Rédigé le 10 mars 2026 .
Par : la rédaction de Corbeau News Centrafrique, CNC
Le décret présidentiel a donné naissance à la police de l’environnement, mais aujourd’hui c’est le marchandage des galons par le directeur des ressources du ministère de l’environnement, monsieur Louis-Marie Nzalet qui divise les éléments de l’unité.
Au cœur du ministère centrafricain de l’Environnement, une unité spéciale voit le jour pour traquer les infractions liées aux plastiques non biodégradables, grâce à un décret présidentiel qui en fixe les contours et les missions précises.
Cette police de l’environnement réunit des agents issus des eaux et forêts ainsi que des civils recrutés au ministère, tous passés par une formation militaire dispensée à l’école nationale de police.
Une fois cette étape achevée, ils doivent recevoir leurs galons et prêter serment pour exercer pleinement leurs fonctions sur le terrain.
Pourtant, depuis quelques semaines, des tensions sérieuses opposent le directeur des ressources, Louis-Marie Nzalet, au colonel Sokpomo, qui commande cette unité.
Le différend porte sur une pratique qui consiste à réclamer de l’argent à certains éléments pour leur attribuer des grades élevés, comme capitaine ou commandant, contre des sommes avoisinant les 100 000 francs CFA.
Cette façon de procéder crée un malaise profond parmi les membres de l’unité, surtout chez les forestiers incorporés qui possèdent déjà une ancienneté et une formation solide dans le domaine, dispensée au camp Kassaï militaire l’année dernière.
Ces derniers estiment injuste de voir des civils nouvellement intégrés obtenir des rangs supérieurs aux leurs, alors qu’ils ont servi pendant des années avec leurs grades initiaux de lieutenant ou équivalents.
Une note adressée au ministre des eaux et forêt, monsieur Gervais Mbata, dénonce ouvertement ce marchandage des galons par le directeur des ressources du ministère de l’environnement.
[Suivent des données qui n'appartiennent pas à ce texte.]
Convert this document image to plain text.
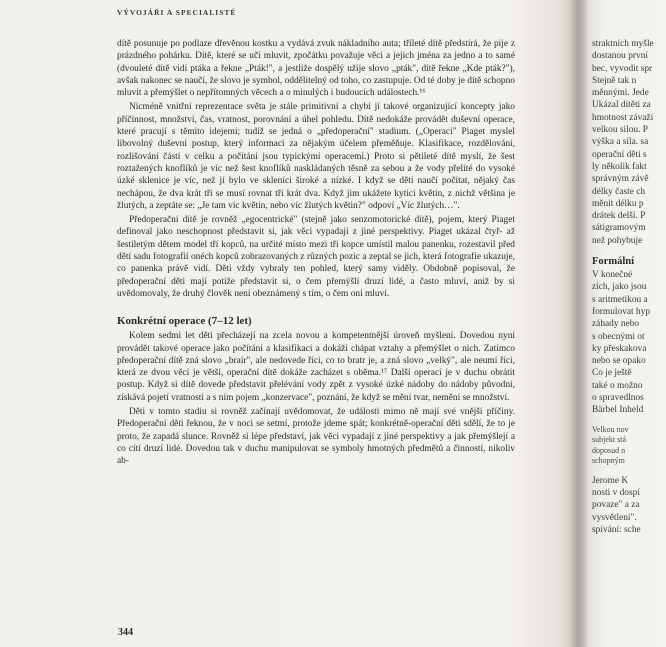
VÝVOJÁŘI A SPECIALISTÉ

dítě posunuje po podlaze dřevěnou kostku a vydává zvuk nákladního auta; tříleté dítě předstírá, že pije z prázdného pohárku. Dítě, které se učí mluvit, zpočátku považuje věci a jejich jména za jedno a to samé (dvouleté dítě vidí ptáka a řekne „Pták!", a jestliže dospělý užije slovo „pták", dítě řekne „Kde pták?"), avšak nakonec se naučí, že slovo je symbol, oddělitelný od toho, co zastupuje. Od té doby je dítě schopno mluvit a přemýšlet o nepřítomných věcech a o minulých i budoucích událostech.¹⁶

Nicméně vnitřní reprezentace světa je stále primitivní a chybí jí takové organizující koncepty jako příčinnost, množství, čas, vratnost, porovnání a úhel pohledu. Dítě nedokáže provádět duševní operace, které pracují s těmito idejemi; tudíž se jedná o „předoperační" stadium. („Operaci" Piaget myslel libovolný duševní postup, který informaci za nějakým účelem přeměňuje. Klasifikace, rozdělování, rozlišování částí v celku a počítání jsou typickými operacemi.) Proto si pětileté dítě myslí, že šest roztažených knoflíků je víc než šest knoflíků naskládaných těsně za sebou a že vody přelité do vysoké úzké sklenice je víc, než jí bylo ve skleníci široké a nízké. I když se děti naučí počítat, nějaký čas nechápou, že dva krát tři se musí rovnat tři krát dva. Když jim ukážete kytici květin, z nichž většina je žlutých, a zeptáte se: „Je tam víc květin, nebo víc žlutých květin?" odpoví „Víc žlutých…".

Předoperační dítě je rovněž „egocentrické" (stejně jako senzomotorické dítě), pojem, který Piaget definoval jako neschopnost představit si, jak věci vypadají z jiné perspektivy. Piaget ukázal čtyř- až šestiletým dětem model tří kopců, na určité místo mezi tři kopce umístil malou panenku, rozestavil před dětí sadu fotografií onéch kopců zobrazovaných z různých pozic a zeptal se jich, která fotografie ukazuje, co panenka právě vidí. Děti vždy vybraly ten pohled, který samy viděly. Obdobně popisoval, že předoperační děti mají potíže představit si, o čem přemýšlí druzí lidé, a často mluví, aniž by si uvědomovaly, že druhý člověk není obeznámený s tím, o čem oni mluví.

Konkrétní operace (7–12 let)

Kolem sedmi let děti přecházejí na zcela novou a kompetentnější úroveň myšlení. Dovedou nyní provádět takové operace jako počítání a klasifikaci a dokáží chápat vztahy a přemýšlet o nich. Zatímco předoperační dítě zná slovo „brair", ale nedovede říci, co to bratr je, a zná slovo „velký", ale neumí říci, která ze dvou věcí je větší, operační dítě dokáže zacházet s oběma.¹⁷ Další operací je v duchu obrátit postup. Když si dítě dovede představit přelévání vody zpět z vysoké úzké nádoby do nádoby původní, získává pojetí vratnosti a s ním pojem „konzervace", poznání, že když se mění tvar, nemění se množství.

Děti v tomto stadiu si rovněž začínají uvědomovat, že události mimo ně mají své vnější příčiny. Předoperační děti řeknou, že v noci se setmí, protože jdeme spát; konkrétně-operační děti sdělí, že to je proto, že zapadá slunce. Rovněž si lépe představí, jak věci vypadají z jiné perspektivy a jak přemýšlejí a co cítí druzí lidé. Dovedou tak v duchu manipulovat se symboly hmotných předmětů a činností, nikoliv ab-

344
straktních myšle
dostanou první
bec, vyvodit spr
Stejně tak n
měnnými. Jede
Ukázal dítěti za
hmotnost závaží
velkou silou. P
výška a síla. sa
operační děti s
ly několik fakt
správným závě
délky časte ch
měnit délku p
drátek delší. P
sátigramovým
než pohybuje
Formální
V konečné
zích, jako jsou
s aritmetikou a
formulovat hyp
záhady nebo
s obecnými ot
ky přeskakova
nebo se opako
Co je ještě
také o možno
o spravedlnos
Bärbel Inheld
Velkou nov
subjekt stá
doposud n
schopným
Jerome K
nosti v dospí
povaze" a za
vysvětlení".
spívání: sche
Les forestiers incorporés expriment leur frustration face à cette inégalité qui bouleverse la hiérarchie normale et sape le moral des troupes.
Pour l’instant, ni le ministre de l’Environnement, monsieur Kamach, ni celui des Eaux et Forêts, monsieur Mbata, n’a formulé de réponse publique à cette affaire qui divise les éléments chargés de protéger l’environnement.